Access to water: a vital need for a leper village

Not far from Thiès, the village of Touba Peycouk was created to welcome the lepers of the region. Since 2001, the Foyer socio-économique du lycée Paul Langevin has been helping this community in its drinking water projects.

Humanitarian and Development

Place
Touba Peycouk, town of Thiès, Senegal

Sponsor
Rémy Ledoux

Grant(s)
14 000 € to the Selection Committee at 2008/03/26

Project leader

Foyer Socio-éducatif du lycée Paul Langevin

"This project is doubly interesting - and highly laudable - because it is run by deeply implicated students for the benefit of a leper village, and therefore for people in the greatest need."

Rémy Ledoux

Touba Peycouk, on the outskirts of the town of Thiès in Senegal, is a village founded in 1963 and inaugurated jointly by Léopold Sedar Senghor and Raoul Follereau.
This community in fact assembles the lepers of the region. Today, the community has about 2800 members, nearly 20% of then severely handicapped.

The village guarantees its subsistence thanks to its farmers and to the development of truck gardening. To help it along this path, the association Foyer Socio-économique du Lycée Paul Langevin built a mini-water supply network there in 2001.

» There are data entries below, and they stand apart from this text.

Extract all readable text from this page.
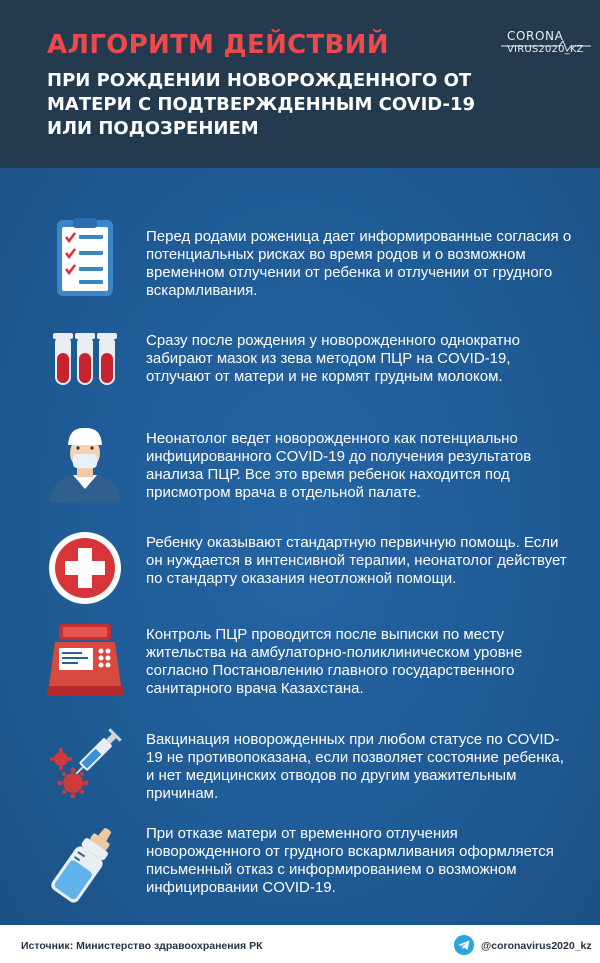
АЛГОРИТМ ДЕЙСТВИЙ
ПРИ РОЖДЕНИИ НОВОРОЖДЕННОГО ОТ МАТЕРИ С ПОДТВЕРЖДЕННЫМ COVID-19 ИЛИ ПОДОЗРЕНИЕМ
CORONA
VIRUS2020_KZ
Перед родами роженица дает информированные согласия о потенциальных рисках во время родов и о возможном временном отлучении от ребенка и отлучении от грудного вскармливания.
Сразу после рождения у новорожденного однократно забирают мазок из зева методом ПЦР на COVID-19, отлучают от матери и не кормят грудным молоком.
Неонатолог ведет новорожденного как потенциально инфицированного COVID-19 до получения результатов анализа ПЦР. Все это время ребенок находится под присмотром врача в отдельной палате.
Ребенку оказывают стандартную первичную помощь. Если он нуждается в интенсивной терапии, неонатолог действует по стандарту оказания неотложной помощи.
Контроль ПЦР проводится после выписки по месту жительства на амбулаторно-поликлиническом уровне согласно Постановлению главного государственного санитарного врача Казахстана.
Вакцинация новорожденных при любом статусе по COVID-19 не противопоказана, если позволяет состояние ребенка, и нет медицинских отводов по другим уважительным причинам.
При отказе матери от временного отлучения новорожденного от грудного вскармливания оформляется письменный отказ с информированием о возможном инфицировании COVID-19.
Источник: Министерство здравоохранения РК	@coronavirus2020_kz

A water supply network under effective control

Seven years later, the students of the high school, staffed by the teachers, are planning to extend this network in agreement with the population of the village. They planned to lay 2 km of pipes to supplement the already existing 5 km, plus 13 new connections, and to replace the borehole pump. This extension will facilitate access to water for the most severely affected patients, and the area for truck gardening activity can be expanded via a more effective irrigation network.

To guarantee the permanence of the installations, the high school association is relying on the village borehole management committee. Its members run the installations, maintain them, set the water sales prices, repay the water inspectors, and pay the electricity bills. This is done under the supervision of a representative of the Senegalese Ministry of Water.

Besides the undeniable well-being that the inhabitants derive, this project is also an excellent means to familiarize the French students of the Paul Langevin High School with various problems that are crucial for sustainable development: access to water, improving the health conditions in the Sahel, the quest for funding and international cooperation.